I saw BIG FISH for the first time last night and I ain't gonna forget it any time soon. It's the story of a son, played by Billy Crudup, and a father, played by Albert Finney, whose life after his son's birth consists of nothing but telling the same blown-up stories again and again. This could be due to, or the result of, never being close to his son, and never being able to properly communicate with him (or people in general). Or it could just be a man blowing up the truth due to an unconscious dissatisfaction with settling down, and giving up the freedom of his youth. It could be a lot of things.
He spins yarns of 15' tall giants, witches, werewolves, tuna-sized catfish, bank robberies, mysterious towns, circuses, the Korean war, Siamese twins, and on and on, and his son is sick of hearing it. He just wants his father to tell him the truth, and is particularly humorless about it all, even as his father lays on his deathbed.
The stories are shown in incredible, often visually stunning flashbacks, with the quixotic Ewan McGregor as the young Edward Bloom, and I was very satisfied to see that Tim Burton is still using predominantly non-CGI special effects -- or, if they were CGI, they were tangible and extremely well-done.

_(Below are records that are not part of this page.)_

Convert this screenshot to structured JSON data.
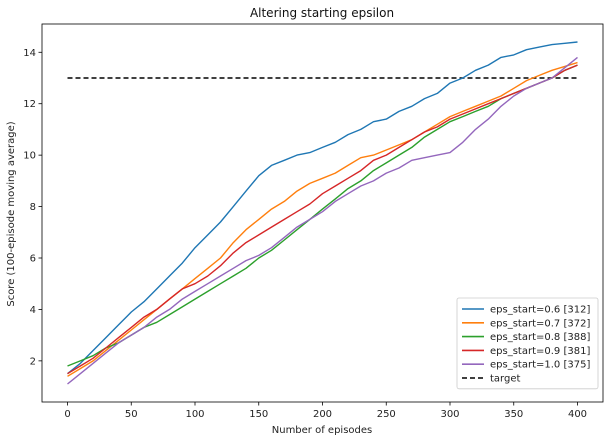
{
  "chart_data": {
    "type": "line",
    "title": "Altering starting epsilon",
    "xlabel": "Number of episodes",
    "ylabel": "Score (100-episode moving average)",
    "xlim": [
      -20,
      420
    ],
    "ylim": [
      0.4,
      15.1
    ],
    "xticks": [
      0,
      50,
      100,
      150,
      200,
      250,
      300,
      350,
      400
    ],
    "yticks": [
      2,
      4,
      6,
      8,
      10,
      12,
      14
    ],
    "grid": false,
    "legend_position": "lower-right",
    "series": [
      {
        "name": "eps_start=0.6 [312]",
        "color": "#1f77b4",
        "points": [
          [
            0,
            1.5
          ],
          [
            10,
            1.9
          ],
          [
            20,
            2.4
          ],
          [
            30,
            2.9
          ],
          [
            40,
            3.4
          ],
          [
            50,
            3.9
          ],
          [
            60,
            4.3
          ],
          [
            70,
            4.8
          ],
          [
            80,
            5.3
          ],
          [
            90,
            5.8
          ],
          [
            100,
            6.4
          ],
          [
            110,
            6.9
          ],
          [
            120,
            7.4
          ],
          [
            130,
            8.0
          ],
          [
            140,
            8.6
          ],
          [
            150,
            9.2
          ],
          [
            160,
            9.6
          ],
          [
            170,
            9.8
          ],
          [
            180,
            10.0
          ],
          [
            190,
            10.1
          ],
          [
            200,
            10.3
          ],
          [
            210,
            10.5
          ],
          [
            220,
            10.8
          ],
          [
            230,
            11.0
          ],
          [
            240,
            11.3
          ],
          [
            250,
            11.4
          ],
          [
            260,
            11.7
          ],
          [
            270,
            11.9
          ],
          [
            280,
            12.2
          ],
          [
            290,
            12.4
          ],
          [
            300,
            12.8
          ],
          [
            310,
            13.0
          ],
          [
            320,
            13.3
          ],
          [
            330,
            13.5
          ],
          [
            340,
            13.8
          ],
          [
            350,
            13.9
          ],
          [
            360,
            14.1
          ],
          [
            370,
            14.2
          ],
          [
            380,
            14.3
          ],
          [
            390,
            14.35
          ],
          [
            400,
            14.4
          ]
        ]
      },
      {
        "name": "eps_start=0.7 [372]",
        "color": "#ff7f0e",
        "points": [
          [
            0,
            1.4
          ],
          [
            10,
            1.7
          ],
          [
            20,
            2.0
          ],
          [
            30,
            2.4
          ],
          [
            40,
            2.8
          ],
          [
            50,
            3.2
          ],
          [
            60,
            3.6
          ],
          [
            70,
            4.0
          ],
          [
            80,
            4.4
          ],
          [
            90,
            4.8
          ],
          [
            100,
            5.2
          ],
          [
            110,
            5.6
          ],
          [
            120,
            6.0
          ],
          [
            130,
            6.6
          ],
          [
            140,
            7.1
          ],
          [
            150,
            7.5
          ],
          [
            160,
            7.9
          ],
          [
            170,
            8.2
          ],
          [
            180,
            8.6
          ],
          [
            190,
            8.9
          ],
          [
            200,
            9.1
          ],
          [
            210,
            9.3
          ],
          [
            220,
            9.6
          ],
          [
            230,
            9.9
          ],
          [
            240,
            10.0
          ],
          [
            250,
            10.2
          ],
          [
            260,
            10.4
          ],
          [
            270,
            10.6
          ],
          [
            280,
            10.9
          ],
          [
            290,
            11.2
          ],
          [
            300,
            11.5
          ],
          [
            310,
            11.7
          ],
          [
            320,
            11.9
          ],
          [
            330,
            12.1
          ],
          [
            340,
            12.3
          ],
          [
            350,
            12.6
          ],
          [
            360,
            12.9
          ],
          [
            370,
            13.1
          ],
          [
            380,
            13.3
          ],
          [
            390,
            13.45
          ],
          [
            400,
            13.6
          ]
        ]
      },
      {
        "name": "eps_start=0.8 [388]",
        "color": "#2ca02c",
        "points": [
          [
            0,
            1.8
          ],
          [
            10,
            2.0
          ],
          [
            20,
            2.2
          ],
          [
            30,
            2.5
          ],
          [
            40,
            2.7
          ],
          [
            50,
            3.0
          ],
          [
            60,
            3.3
          ],
          [
            70,
            3.5
          ],
          [
            80,
            3.8
          ],
          [
            90,
            4.1
          ],
          [
            100,
            4.4
          ],
          [
            110,
            4.7
          ],
          [
            120,
            5.0
          ],
          [
            130,
            5.3
          ],
          [
            140,
            5.6
          ],
          [
            150,
            6.0
          ],
          [
            160,
            6.3
          ],
          [
            170,
            6.7
          ],
          [
            180,
            7.1
          ],
          [
            190,
            7.5
          ],
          [
            200,
            7.9
          ],
          [
            210,
            8.3
          ],
          [
            220,
            8.7
          ],
          [
            230,
            9.0
          ],
          [
            240,
            9.4
          ],
          [
            250,
            9.7
          ],
          [
            260,
            10.0
          ],
          [
            270,
            10.3
          ],
          [
            280,
            10.7
          ],
          [
            290,
            11.0
          ],
          [
            300,
            11.3
          ],
          [
            310,
            11.5
          ],
          [
            320,
            11.7
          ],
          [
            330,
            11.9
          ],
          [
            340,
            12.2
          ],
          [
            350,
            12.4
          ],
          [
            360,
            12.6
          ],
          [
            370,
            12.8
          ],
          [
            380,
            13.0
          ],
          [
            390,
            13.3
          ],
          [
            400,
            13.5
          ]
        ]
      },
      {
        "name": "eps_start=0.9 [381]",
        "color": "#d62728",
        "points": [
          [
            0,
            1.5
          ],
          [
            10,
            1.8
          ],
          [
            20,
            2.1
          ],
          [
            30,
            2.5
          ],
          [
            40,
            2.9
          ],
          [
            50,
            3.3
          ],
          [
            60,
            3.7
          ],
          [
            70,
            4.0
          ],
          [
            80,
            4.4
          ],
          [
            90,
            4.8
          ],
          [
            100,
            5.0
          ],
          [
            110,
            5.3
          ],
          [
            120,
            5.7
          ],
          [
            130,
            6.2
          ],
          [
            140,
            6.6
          ],
          [
            150,
            6.9
          ],
          [
            160,
            7.2
          ],
          [
            170,
            7.5
          ],
          [
            180,
            7.8
          ],
          [
            190,
            8.1
          ],
          [
            200,
            8.5
          ],
          [
            210,
            8.8
          ],
          [
            220,
            9.1
          ],
          [
            230,
            9.4
          ],
          [
            240,
            9.8
          ],
          [
            250,
            10.0
          ],
          [
            260,
            10.3
          ],
          [
            270,
            10.6
          ],
          [
            280,
            10.9
          ],
          [
            290,
            11.1
          ],
          [
            300,
            11.4
          ],
          [
            310,
            11.6
          ],
          [
            320,
            11.8
          ],
          [
            330,
            12.0
          ],
          [
            340,
            12.2
          ],
          [
            350,
            12.4
          ],
          [
            360,
            12.6
          ],
          [
            370,
            12.8
          ],
          [
            380,
            13.0
          ],
          [
            390,
            13.3
          ],
          [
            400,
            13.5
          ]
        ]
      },
      {
        "name": "eps_start=1.0 [375]",
        "color": "#9467bd",
        "points": [
          [
            0,
            1.1
          ],
          [
            10,
            1.5
          ],
          [
            20,
            1.9
          ],
          [
            30,
            2.3
          ],
          [
            40,
            2.7
          ],
          [
            50,
            3.0
          ],
          [
            60,
            3.3
          ],
          [
            70,
            3.7
          ],
          [
            80,
            4.0
          ],
          [
            90,
            4.4
          ],
          [
            100,
            4.7
          ],
          [
            110,
            5.0
          ],
          [
            120,
            5.3
          ],
          [
            130,
            5.6
          ],
          [
            140,
            5.9
          ],
          [
            150,
            6.1
          ],
          [
            160,
            6.4
          ],
          [
            170,
            6.8
          ],
          [
            180,
            7.2
          ],
          [
            190,
            7.5
          ],
          [
            200,
            7.8
          ],
          [
            210,
            8.2
          ],
          [
            220,
            8.5
          ],
          [
            230,
            8.8
          ],
          [
            240,
            9.0
          ],
          [
            250,
            9.3
          ],
          [
            260,
            9.5
          ],
          [
            270,
            9.8
          ],
          [
            280,
            9.9
          ],
          [
            290,
            10.0
          ],
          [
            300,
            10.1
          ],
          [
            310,
            10.5
          ],
          [
            320,
            11.0
          ],
          [
            330,
            11.4
          ],
          [
            340,
            11.9
          ],
          [
            350,
            12.3
          ],
          [
            360,
            12.6
          ],
          [
            370,
            12.8
          ],
          [
            380,
            13.0
          ],
          [
            390,
            13.4
          ],
          [
            400,
            13.8
          ]
        ]
      }
    ],
    "target": {
      "name": "target",
      "color": "#000000",
      "value": 13,
      "x_range": [
        0,
        400
      ]
    }
  }
}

The final scenes will strike some as too sappy or manipulative, but I though the effect of the entire undertaking was profoundly beautiful, especially the ending which brings everything together in a bittersweet fashion that never struck me as too sentimental, too apparent, or too conventional.
Hats off to Tim Burton, for this was one of the best of 2003, and without a doubt his best film since EDWARD SCISSORHANDS.